How to get your conversation, to flow

Angela Ashcroft
ITPI
Published in
4 min readApr 9, 2019

The research is done, you’ve got your chatbot’s personality sorted, you’ve decided on the first conversation and it’s a short one, great. You’ve written down lots of different ways the user might ask the question and how you think they’ll want the reply. What now? Well now you’ve come to the conversation flow diagram. But where to start, what does it look like, how do I create something that a developer can work from?

Photo by Tim Gouw on Unsplash

Before you open your choice of software, have you role played the conversation in real life, with the person at the next desk, your partner, the dog? No, just being silly. But it’s important to role play the conversations in real life for 4 reasons.

1. It helps you get the structure of the conversation in your head, or recorded on your phone.

Photo by Sebastian Herrmann on Unsplash

2. It keeps you from slipping into more formal language. Conversations do need to sound, well, conversational, so keep it friendly.

3. Role playing often brings up different ways the user might ask a question or what they might leave out. This is important later.

4. Having fun, role playing with your buddy can bring up some humour to give your bot some all-important personality.

Now you have lots to work with, but which software to use to make the diagram? There may be a programme sat on your computer just waiting, but if not, I can recommend 2, but I’m sure there’s plenty of others.

· Microsoft Visio, easy to use and very powerful, has lots of great features. You may already have it if your company has 365, if not, it’s not cheap. If you want to try it, you can get a trial version here.

· Draw.io isn’t as powerful but it’s really easy to use, free and you can link it to your google drive to save your diagrams.

Start your conversation structure with the shortest route to completion. Let’s imagine a scenario. You’re running a circus skills convention with lots of different talks and you’re making a chatbot to give people information about them. Let’s pick a straightforward question. “What time is the History of Juggling talk?”

Your software will probably have a set of shapes for process flow diagrams with a start/end shape, process and decision shapes. Okay, at least we can start. Imagine your user has already opened your chatbot, we can put in the intention of the request (intent) into a process square. We can also put in our happy ending, where the user gets the information they need, Fig 1.

This seems all straightforward and if the user gives all the information the bot needs to fulfil their intent we could just draw an arrow from square to square. But what if the user doesn’t give the name of the talk they want to go to? The Bot needs that to ‘fill the slot’ and give the user the right information. We need a decision point in our diagram showing what happens if the slot isn’t filled when the user first asks their question.
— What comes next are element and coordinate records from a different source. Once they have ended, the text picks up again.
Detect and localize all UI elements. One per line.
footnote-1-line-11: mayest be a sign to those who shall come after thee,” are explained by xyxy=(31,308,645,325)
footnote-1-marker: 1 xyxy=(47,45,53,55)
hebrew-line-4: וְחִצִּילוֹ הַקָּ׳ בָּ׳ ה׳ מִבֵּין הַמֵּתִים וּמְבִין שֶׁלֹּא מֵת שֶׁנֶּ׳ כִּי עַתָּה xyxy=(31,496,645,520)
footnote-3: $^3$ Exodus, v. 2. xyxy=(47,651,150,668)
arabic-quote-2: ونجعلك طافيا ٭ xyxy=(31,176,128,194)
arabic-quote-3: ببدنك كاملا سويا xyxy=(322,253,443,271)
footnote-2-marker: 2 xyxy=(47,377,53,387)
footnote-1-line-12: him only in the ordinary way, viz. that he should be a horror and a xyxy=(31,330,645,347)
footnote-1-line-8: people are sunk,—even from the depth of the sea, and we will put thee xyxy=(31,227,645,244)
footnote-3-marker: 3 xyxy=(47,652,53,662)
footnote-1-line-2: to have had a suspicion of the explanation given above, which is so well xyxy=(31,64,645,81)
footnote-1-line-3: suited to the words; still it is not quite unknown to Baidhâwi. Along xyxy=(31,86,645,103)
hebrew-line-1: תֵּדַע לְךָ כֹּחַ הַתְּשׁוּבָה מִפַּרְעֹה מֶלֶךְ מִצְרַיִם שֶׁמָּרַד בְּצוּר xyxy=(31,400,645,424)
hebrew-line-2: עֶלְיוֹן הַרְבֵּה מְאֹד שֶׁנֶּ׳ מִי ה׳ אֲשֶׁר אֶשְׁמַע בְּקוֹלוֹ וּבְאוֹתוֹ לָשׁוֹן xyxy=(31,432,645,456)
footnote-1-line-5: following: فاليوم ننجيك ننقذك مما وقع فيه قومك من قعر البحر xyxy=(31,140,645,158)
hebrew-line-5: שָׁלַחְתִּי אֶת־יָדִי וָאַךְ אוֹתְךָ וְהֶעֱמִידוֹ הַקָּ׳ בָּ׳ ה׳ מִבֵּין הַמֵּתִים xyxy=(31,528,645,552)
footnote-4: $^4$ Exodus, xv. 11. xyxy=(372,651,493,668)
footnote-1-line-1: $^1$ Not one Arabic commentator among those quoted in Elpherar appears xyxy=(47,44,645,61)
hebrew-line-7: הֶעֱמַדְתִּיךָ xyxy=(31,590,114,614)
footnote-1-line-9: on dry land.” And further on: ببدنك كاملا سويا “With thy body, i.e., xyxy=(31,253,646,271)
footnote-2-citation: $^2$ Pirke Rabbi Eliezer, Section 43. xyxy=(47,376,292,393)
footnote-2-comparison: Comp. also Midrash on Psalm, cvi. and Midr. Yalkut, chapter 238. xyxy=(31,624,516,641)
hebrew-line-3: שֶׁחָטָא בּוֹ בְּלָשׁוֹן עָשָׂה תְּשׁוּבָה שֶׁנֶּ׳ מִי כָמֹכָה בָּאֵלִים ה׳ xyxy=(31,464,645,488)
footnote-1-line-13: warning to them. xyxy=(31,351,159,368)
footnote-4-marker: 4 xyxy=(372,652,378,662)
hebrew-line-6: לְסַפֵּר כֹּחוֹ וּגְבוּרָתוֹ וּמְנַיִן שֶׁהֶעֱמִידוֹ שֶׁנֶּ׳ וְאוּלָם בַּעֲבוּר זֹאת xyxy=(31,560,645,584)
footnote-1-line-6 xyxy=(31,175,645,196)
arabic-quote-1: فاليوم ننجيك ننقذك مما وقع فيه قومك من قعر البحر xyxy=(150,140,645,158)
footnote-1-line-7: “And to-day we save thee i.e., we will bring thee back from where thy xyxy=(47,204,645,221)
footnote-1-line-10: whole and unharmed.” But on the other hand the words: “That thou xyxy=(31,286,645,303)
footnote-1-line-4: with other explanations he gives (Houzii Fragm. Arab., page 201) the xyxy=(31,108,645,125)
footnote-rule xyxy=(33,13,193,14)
Fig. 2 shows the same user intent with the additional decision point and how the bot can fill that slot by asking the user what talk they want to go to. All this information came from your role playing earlier when you and your office buddy had fun recording each other.

There are, of course, more complex flows but you get the idea that it’s good to start simple and build from there, including all the what ifs. If you’ve put the planning in beforehand you’ve got all the information you need and you can whip up your diagram quick as a flash and pass it on confidently.